In the 1960s, Sosenko managed another singer, Felicia Sanders.

=== Producer and collector ===
In 1959, Sosenko co-produced a stage adaptation of Irving Stone's The Passionate Journey. She promoted Jacqueline Susann's first novel, Every Night, Josephine. In the 1970s and 1980s, she produced star-studded benefit shows, including tributes to Mary Martin, Ethel Merman, and Richard Rodgers. She helped develop the Songwriters' Hall of Fame, now known as the National Academy of Popular Music.

Sosenko had a large collection of theatrical memorabilia, and opened a small gallery in 1965, selling and trading such materials near Lincoln Center. She exhibited some of these at the Museum of the City of New York, and eventually donated her collection to several theatre history archives, including the Library of Congress.
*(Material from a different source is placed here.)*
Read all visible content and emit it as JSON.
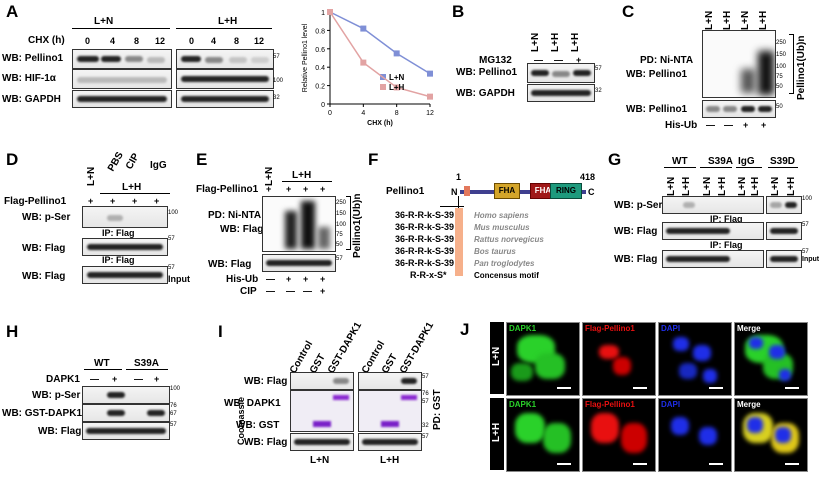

== Personal life and legacy ==
Sosenko lived and worked with Hildegarde from 1933. The pair collected art, including works by French impressionists; that collection was sold when they separated in 1955. They reconciled late in life, and even performed together. Sosenko died in 2000, four days before her 91st birthday.

The bulk of her assets were, upon her death, transferred to the Anna Sosenko Assist Trust, which provides small grants "to aid and enhance the career development of worthy and talented individuals in need of such assistance in the performance areas of theatre, opera or concert."